First, let's go over the current scoring mechanism (from the Fédération Internationale de Gymnastique's Code of Points). Each gymnast's score is a combination of a fixed difficulty score (the "A score") combined with a variable execution score (the "B score"). The difficulty score is determined by a panel of judges before the gymnast performs the event; in this case both Liukin and Kexin had a 7.7 on difficulty. The execution score is arrived at by deducting fractional points from the number 10. So, each gymnast could have maxed out at 17.7, if they had been absolutely perfect.
However, the judges scored each gymnast's execution as so (sorted for each gymnast separately):
Liukin
Kexin
Poland
9.3
Australia
9.3
Bulgaria
9.1
New Zealand
9.1
Australia
9.0
Poland
9.1
New Zealand
9.0
Brazil
9.0
Brazil
9.0
South Africa
8.9
South Africa
8.8
Bulgaria
8.9
Dropping the lowest score and highest score for each gymnast and taking the average yields a 16.725 for both gymnasts, a tie. According to the rules (see the first article linked to above), the first tiebreaker calculation considers only the execution score, discards the highest and lowest values and takes the average of the remaining four. Because the difficulty scores were equal for both gymnasts, this resulted in another tie. The second tiebreaker involves further dropping the second lowest score and averaging the remaining 3 scores. This final step breaks the tie; Liukin gets a 16.733 and Kexin a 16.767. Under these agreed-upon rules, Kexin is ranked before Liukin and they each get the original, tied score (16.725). That explains how they can be ranked differently but have tied scores.

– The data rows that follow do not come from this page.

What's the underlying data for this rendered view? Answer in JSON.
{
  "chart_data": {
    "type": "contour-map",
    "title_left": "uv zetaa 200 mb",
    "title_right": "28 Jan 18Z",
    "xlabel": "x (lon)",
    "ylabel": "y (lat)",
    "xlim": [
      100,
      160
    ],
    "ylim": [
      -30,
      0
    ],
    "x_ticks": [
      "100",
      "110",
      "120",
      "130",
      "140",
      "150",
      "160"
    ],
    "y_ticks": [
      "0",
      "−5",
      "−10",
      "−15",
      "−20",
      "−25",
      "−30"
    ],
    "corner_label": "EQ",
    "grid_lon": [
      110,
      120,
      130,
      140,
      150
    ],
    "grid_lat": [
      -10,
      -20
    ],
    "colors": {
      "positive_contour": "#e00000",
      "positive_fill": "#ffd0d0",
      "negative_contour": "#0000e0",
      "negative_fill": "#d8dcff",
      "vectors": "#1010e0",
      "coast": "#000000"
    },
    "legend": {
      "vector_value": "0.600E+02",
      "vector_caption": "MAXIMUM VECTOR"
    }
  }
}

However, if we use a double-sided second-value mechanism to make the scores at both ends less extreme, Liukin wins. That is, if we replace both of their smallest scores with second-lowest scores, Liukin's lowest score, 8.9, becomes a 9.0 while Kexin's 8.9 stays an 8.9. We do the same with their highest scores which replaces both gymnast's 9.3 scores with a 9.1. When all the math is said and done, Liukin comes out on top with a 16.733 to Kexin's 16.717 for a miniscule difference of 0.016.
I guess the real question is: would this have the same incentives alignment characteristics as a Vickery auction? Could it even, as Dan suggests in his comment, allow judges from the same country score events in which their own gymnasts participate? It seems so. If a judge knows that their score will be substituted for another score if it's too extreme, they'll have no incentive to award an extreme score and the score they end up awarding will be free of strategic influence. Of course, this assumes a highly competent and precise pool of judges, which has already been called into question (see parenthetical note above about restrictions on what judges can score a given event).
UPDATE [2008-08-19T23:46:17]: Added bit from Dan and corrected calculation per commentor, "A Mom".